Marconi’s great achievement, which was of immense importance, naturally astonished the world. Of course, there were not wanting those who discredited the report. Others, on the contrary, were seized with panic and showed their readiness to believe that the Atlantic had been spanned aërially, by selling off their shares in cable companies. To use the language of the money-market, there was a temporary “slump” in cable shares. The world again woke up—this time to the fact that experiments of which it had heard faintly had at last culminated in a great triumph, marvellous in itself, and yet probably nothing in comparison with the revolution in the transmission of news that it heralded.

The subject of Wireless Telegraphy is so wide that to treat it fully in the compass of a single chapter is impossible. At the same time it would be equally impossible to pass it over in a book written with the object of presenting to the reader the latest developments of scientific research. Indeed, the attention that it has justly attracted entitle it, not merely to a place, but to a leading place; and for this reason these first pages will be devoted to a short account of the history and theory of Wireless Telegraphy, with some mention of the different systems by which signals have been sent through space.

On casting about for a point at which to begin, the writer is tempted to attack the great topic of the ether, to which experimenters in many branches of science are now devoting more and more attention, hoping to find in it an explanation of and connection between many phenomena which at present are of uncertain origin.

What is Ether? In the first place, its very existence is merely assumed, like that of the atom and the molecule. Nobody can say that he has actually seen or had any experience of it. The assumption that there is such a thing is justified only in so far as that assumption explains and reconciles phenomena of which we have experience, and enables us to form theories which can be scientifically demonstrated correct.

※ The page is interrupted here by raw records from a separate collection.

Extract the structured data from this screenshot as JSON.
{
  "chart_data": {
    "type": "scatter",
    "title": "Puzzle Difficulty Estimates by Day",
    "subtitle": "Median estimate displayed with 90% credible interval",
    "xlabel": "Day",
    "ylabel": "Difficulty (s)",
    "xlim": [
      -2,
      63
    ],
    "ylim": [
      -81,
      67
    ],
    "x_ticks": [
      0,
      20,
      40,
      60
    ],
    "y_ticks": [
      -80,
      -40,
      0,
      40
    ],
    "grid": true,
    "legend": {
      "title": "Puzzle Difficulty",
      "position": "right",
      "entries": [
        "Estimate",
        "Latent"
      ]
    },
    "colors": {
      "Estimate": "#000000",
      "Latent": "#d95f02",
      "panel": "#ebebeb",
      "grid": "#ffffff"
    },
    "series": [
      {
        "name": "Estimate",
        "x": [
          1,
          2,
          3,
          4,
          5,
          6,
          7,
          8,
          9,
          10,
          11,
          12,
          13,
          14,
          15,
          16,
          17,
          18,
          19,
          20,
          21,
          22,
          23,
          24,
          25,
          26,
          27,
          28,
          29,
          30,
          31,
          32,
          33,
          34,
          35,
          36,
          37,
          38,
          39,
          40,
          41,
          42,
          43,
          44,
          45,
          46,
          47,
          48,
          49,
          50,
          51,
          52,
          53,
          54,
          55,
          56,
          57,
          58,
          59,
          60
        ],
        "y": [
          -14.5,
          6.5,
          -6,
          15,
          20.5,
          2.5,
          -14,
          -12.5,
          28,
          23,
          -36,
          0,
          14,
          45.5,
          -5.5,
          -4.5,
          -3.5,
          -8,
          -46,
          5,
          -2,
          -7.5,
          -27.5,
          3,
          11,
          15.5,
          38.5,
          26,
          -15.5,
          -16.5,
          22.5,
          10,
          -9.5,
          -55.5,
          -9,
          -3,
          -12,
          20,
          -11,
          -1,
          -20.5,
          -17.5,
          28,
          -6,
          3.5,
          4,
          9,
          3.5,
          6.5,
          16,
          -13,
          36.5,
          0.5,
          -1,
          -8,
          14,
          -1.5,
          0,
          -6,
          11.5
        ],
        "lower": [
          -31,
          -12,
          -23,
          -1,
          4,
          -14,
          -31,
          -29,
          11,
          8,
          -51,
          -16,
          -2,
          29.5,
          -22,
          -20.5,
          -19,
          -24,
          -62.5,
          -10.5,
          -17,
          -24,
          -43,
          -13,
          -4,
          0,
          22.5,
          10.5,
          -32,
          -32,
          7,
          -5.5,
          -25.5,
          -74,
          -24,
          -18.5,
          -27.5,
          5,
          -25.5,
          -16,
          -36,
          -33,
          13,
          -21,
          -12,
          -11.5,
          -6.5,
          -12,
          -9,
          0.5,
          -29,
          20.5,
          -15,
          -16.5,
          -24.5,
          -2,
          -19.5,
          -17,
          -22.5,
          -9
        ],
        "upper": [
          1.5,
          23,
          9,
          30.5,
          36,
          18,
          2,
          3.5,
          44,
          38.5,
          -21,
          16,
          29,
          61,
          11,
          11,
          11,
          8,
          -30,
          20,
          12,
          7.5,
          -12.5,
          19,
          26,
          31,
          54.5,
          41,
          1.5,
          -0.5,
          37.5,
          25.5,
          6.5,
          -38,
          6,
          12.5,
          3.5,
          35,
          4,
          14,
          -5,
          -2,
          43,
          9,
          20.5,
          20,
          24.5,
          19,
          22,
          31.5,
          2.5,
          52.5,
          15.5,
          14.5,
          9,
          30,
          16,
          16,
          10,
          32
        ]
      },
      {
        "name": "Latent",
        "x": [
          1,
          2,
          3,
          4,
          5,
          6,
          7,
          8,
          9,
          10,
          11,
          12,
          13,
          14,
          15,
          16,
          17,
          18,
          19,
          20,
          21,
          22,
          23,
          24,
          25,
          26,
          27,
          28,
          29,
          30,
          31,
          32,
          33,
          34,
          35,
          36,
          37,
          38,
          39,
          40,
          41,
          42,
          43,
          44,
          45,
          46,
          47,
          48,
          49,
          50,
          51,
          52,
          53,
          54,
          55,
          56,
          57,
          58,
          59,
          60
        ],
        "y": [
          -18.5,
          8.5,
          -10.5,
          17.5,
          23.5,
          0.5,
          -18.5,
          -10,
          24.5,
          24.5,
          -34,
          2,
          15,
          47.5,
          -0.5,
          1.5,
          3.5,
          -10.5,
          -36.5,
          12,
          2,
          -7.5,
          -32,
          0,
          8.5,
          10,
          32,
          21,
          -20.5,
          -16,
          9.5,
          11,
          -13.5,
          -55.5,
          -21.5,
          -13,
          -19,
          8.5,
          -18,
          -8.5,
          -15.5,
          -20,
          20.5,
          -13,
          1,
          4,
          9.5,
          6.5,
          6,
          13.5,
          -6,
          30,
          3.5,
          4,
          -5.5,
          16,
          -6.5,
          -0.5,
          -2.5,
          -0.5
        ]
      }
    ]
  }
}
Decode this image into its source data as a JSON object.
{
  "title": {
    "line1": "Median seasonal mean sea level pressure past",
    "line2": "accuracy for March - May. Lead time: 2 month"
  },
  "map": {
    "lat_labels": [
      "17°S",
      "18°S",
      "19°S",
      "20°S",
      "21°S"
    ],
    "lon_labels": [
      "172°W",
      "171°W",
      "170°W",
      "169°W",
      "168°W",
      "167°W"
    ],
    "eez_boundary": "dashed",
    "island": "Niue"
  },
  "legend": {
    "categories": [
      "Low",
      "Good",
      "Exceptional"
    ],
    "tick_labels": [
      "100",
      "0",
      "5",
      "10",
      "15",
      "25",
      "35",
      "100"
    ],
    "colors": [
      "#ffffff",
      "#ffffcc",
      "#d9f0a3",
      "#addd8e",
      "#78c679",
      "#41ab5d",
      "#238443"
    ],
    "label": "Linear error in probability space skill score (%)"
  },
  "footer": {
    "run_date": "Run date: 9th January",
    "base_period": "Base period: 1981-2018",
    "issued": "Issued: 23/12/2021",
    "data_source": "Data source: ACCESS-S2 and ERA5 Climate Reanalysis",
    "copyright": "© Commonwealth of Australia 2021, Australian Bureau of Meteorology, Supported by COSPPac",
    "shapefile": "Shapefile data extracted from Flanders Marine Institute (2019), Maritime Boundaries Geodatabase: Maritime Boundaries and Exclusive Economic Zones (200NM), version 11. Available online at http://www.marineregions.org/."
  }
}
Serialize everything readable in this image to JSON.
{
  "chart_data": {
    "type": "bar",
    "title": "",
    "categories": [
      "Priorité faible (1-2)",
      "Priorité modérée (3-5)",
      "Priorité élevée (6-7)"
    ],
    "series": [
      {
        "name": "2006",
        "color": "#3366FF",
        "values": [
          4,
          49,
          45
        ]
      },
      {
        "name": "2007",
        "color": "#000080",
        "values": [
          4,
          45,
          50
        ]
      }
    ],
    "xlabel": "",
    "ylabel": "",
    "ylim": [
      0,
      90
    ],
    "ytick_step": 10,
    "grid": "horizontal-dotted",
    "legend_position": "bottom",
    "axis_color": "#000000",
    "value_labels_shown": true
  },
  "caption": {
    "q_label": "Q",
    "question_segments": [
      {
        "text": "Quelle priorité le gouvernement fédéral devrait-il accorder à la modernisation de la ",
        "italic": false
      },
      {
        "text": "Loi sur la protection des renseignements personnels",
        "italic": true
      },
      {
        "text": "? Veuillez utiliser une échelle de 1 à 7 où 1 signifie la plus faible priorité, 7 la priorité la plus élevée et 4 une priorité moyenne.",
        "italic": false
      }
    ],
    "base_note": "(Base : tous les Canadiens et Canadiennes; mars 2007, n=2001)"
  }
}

What scientists now say is this: that everything which we see and touch, the air, the infinity of space itself, is permeated by a something, so subtle that, no matter how continuous a thing may seem, it is but a concourse of atoms separated by this something, the Ether. Reasoning drove them to this conclusion.

It is obvious that an effect cannot come out of nothing. Put a clock under a bell-glass and you hear the ticking. Pump out the air and the ticking becomes inaudible. What is now not in the glass that was there before? The air. Reason, therefore, obliges us to conclude that air is the means whereby the ticking is audible to us. No air, no sound. Next, put a lighted candle on the further side of the exhausted bell-glass. We can see it clearly enough. The absence of air does not affect light. But can we believe that there is an absolute gap between us and the light? No! It is far easier to believe that the bell-glass is as full as the outside atmosphere of the something that communicates the sensation of light from the candle to the eye. Again, suppose we measure a bar of iron very carefully while cold and then heat it. We shall find that it has expanded a little. The iron atoms, we say, have become more energetic than before, repel each other and stand further apart. What then is in the intervening spaces? Not air, which cannot be forced through iron whether hot or cold. No! the ether: which passes easily through crevices so small as to bar the way to the atoms of air.

A Corner of M. Marconi’s cabin on board S.S. “Minneapolis,” showing instruments used in Wireless Telegraphy.

Once more, suppose that to one end of our iron bar we apply the negative “pole” of an electric battery, and to the other end the positive pole. We see that a current passes through the bar, whether hot or cold, which implies that it jumps across all the ether gaps, or rather is conveyed by them from one atom to another.

The conclusion then is that ether is not merely omnipresent, penetrating all things, but the medium whereby heat, light, electricity, perhaps even thought itself, are transmitted from one point to another.